II- İTİRAZIN GEREKÇESİ:
Tokat Asliye Ceza Mahkemesi'nin 31.10.1991 tarih ve 1991/500 Esas sayılı başvurusunun gerekçesi aynen şöyledir:
"Yargıtay 5. Ceza Dairesinin bozma kararı ve Yargıtay Ceza Genel Kurulunun bozma kararı incelendiğinde, mahkememizce verilen kararda yapılan uygulamanın kanunsuz olduğu ileri sürülmemiş, ancak bazı gerekçelerle bu şekildeki uygulamanın hakkaniyet, nesafet ve Adalet kurallarına aykırı olduğu belirtilmiştir. Gerçekten TCK'nun 430. maddesinin 1. fıkrası ve aynı maddenin 2. fıkrası, TCK'nun 432. maddesi ile birlikte uygulanması halinde, ortada hakkaniyet, nesafet kaidelerine aykırı bir eşitsizlik olduğu görülmektedir. Ancak; bu eşitsizlik kanunun yapısında mevcut olan bir durumdur. Bu durumun kanunu aynen uygulamakla görevli, hakimlerce düzeltilecek bir durum olmayıp, kanunkoyucu tarafından düzeltilmesi gerekmektedir. Kanunu aynen uygulamakla görevli olan hakimin özellikle Ceza Hukukunda kendini kanunkoyucu yerine koyarak dolaylı şekillerde kanunu değiştirerek uygulama yapmaya hakkı yoktur. Durum böyle iken, TCK'nun 430 ve 432. maddelerinin, TCK'nun 432. madde ile birlikte uygulanması halinde TCK'nun 59. maddesinin uygulanmasını mecburi kılarak kanunda yazılı olmayan bir uygulamayı Yargıtay Ceza Genel Kurulu kararı sebebiyle, mecburi hale getiren CMUK'nun 326. maddesinin 3'. fıkrası Anayasa'ya aykırıdır. Çünkü Anayasa'nın 38. maddesi TCK'nun l. maddesinde yazılı prensiplerin bir tekrarı seklindedir. Ve bu prensiplere göre, bir fiilin suç sayılabilmesi ve suç sayılanbir fiilin cezalandırılabilmesi için kanunda yazılı olması lazımdır. Kanunda yazılı olmayan şekilde ceza vermek mümkün değildir.

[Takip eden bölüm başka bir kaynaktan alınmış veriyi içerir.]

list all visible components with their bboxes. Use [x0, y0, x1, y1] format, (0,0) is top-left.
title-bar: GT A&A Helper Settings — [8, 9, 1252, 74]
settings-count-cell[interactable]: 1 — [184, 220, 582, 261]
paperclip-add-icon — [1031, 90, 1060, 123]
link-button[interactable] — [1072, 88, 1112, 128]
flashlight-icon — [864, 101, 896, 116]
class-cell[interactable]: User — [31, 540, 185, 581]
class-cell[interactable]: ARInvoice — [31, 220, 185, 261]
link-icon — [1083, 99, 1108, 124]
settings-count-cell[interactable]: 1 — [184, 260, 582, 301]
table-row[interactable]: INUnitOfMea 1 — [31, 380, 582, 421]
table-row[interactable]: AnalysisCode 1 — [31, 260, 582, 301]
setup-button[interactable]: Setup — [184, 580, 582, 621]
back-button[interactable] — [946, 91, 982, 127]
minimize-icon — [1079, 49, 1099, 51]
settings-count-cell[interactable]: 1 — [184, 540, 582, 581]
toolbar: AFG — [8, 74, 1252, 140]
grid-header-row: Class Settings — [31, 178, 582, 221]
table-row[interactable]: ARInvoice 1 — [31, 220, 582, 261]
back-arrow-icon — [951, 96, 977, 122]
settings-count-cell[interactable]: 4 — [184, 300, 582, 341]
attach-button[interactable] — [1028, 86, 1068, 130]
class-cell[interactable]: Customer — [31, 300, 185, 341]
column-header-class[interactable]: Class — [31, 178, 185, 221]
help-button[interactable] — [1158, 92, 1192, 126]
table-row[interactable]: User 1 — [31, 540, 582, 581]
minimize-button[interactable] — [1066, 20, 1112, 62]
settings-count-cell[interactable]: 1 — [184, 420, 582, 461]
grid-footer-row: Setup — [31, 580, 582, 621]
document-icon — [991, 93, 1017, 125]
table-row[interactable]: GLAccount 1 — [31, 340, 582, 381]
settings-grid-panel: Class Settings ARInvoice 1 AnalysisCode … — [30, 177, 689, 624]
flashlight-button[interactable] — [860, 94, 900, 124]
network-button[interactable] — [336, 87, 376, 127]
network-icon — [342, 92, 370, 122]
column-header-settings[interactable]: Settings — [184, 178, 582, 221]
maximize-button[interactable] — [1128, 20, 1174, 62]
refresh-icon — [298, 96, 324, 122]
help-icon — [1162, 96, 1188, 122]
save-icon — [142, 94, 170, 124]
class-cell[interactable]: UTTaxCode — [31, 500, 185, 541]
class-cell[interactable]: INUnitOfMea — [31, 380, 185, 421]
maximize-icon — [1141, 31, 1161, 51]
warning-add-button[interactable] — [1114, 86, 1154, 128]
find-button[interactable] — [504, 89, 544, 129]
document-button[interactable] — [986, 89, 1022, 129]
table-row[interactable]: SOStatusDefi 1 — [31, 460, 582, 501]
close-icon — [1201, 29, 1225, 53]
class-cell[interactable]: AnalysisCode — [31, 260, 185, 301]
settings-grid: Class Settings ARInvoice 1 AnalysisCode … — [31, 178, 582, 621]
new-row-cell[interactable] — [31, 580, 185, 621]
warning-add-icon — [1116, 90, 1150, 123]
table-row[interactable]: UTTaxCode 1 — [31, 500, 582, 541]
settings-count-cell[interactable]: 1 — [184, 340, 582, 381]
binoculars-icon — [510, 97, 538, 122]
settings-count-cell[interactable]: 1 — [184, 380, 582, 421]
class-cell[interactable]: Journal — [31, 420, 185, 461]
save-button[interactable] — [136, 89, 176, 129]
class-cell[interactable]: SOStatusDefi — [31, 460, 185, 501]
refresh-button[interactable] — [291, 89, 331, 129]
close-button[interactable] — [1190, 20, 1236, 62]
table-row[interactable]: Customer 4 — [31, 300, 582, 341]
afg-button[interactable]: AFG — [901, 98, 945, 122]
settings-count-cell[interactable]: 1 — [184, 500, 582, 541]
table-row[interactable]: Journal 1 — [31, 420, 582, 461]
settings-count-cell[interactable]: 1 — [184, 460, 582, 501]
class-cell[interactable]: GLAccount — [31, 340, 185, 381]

TCK'nun 59. maddesinin uygulanması madde metninden açıkça anlaşılacağı gibi, tamamen hakimin takdirine bırakılmıştır. Maddenin metninde, bu maddenin zorunlu olarak uygulanacağına dair bir hüküm olmadığı gibi TCK'nun diğer maddelerinde de böyle bir mecburiyetten bahsedilmemektedir. Oysaki Yargıtay 5. Ceza Dairesi ve Yargıtay Ceza Genel Kurulunun bozma kararları birlikte değerlendirildiklerinde TCK'nun 430/2 ve 430. maddelerinin birlikte uygulanması halinde TCK'nun 59. maddesinin de zorunlu olarak uygulanacağı -şeklindedir. Bu zorunlu uygulamayı kanunda yazılı takdiri uygulama ile bağdaştırmak mümkün değildir. Fakat bu çelişkili duruma uymak ve kanunda yazılı olmayan bu uygulamayı yapmak CMUK'nun iptalini istediğimiz maddesi sebebiyle mecburi hale getirilmektedir. Bu nedenle TCK'nun 59. maddesinin uygulanmasını zorunlu hale getirerek, kanunda değişiklik yapar nitelik taşıyan CMUK'nun326. maddesinin 3. fıkrası, Anayasa'nın 38. maddesine aykırıdır.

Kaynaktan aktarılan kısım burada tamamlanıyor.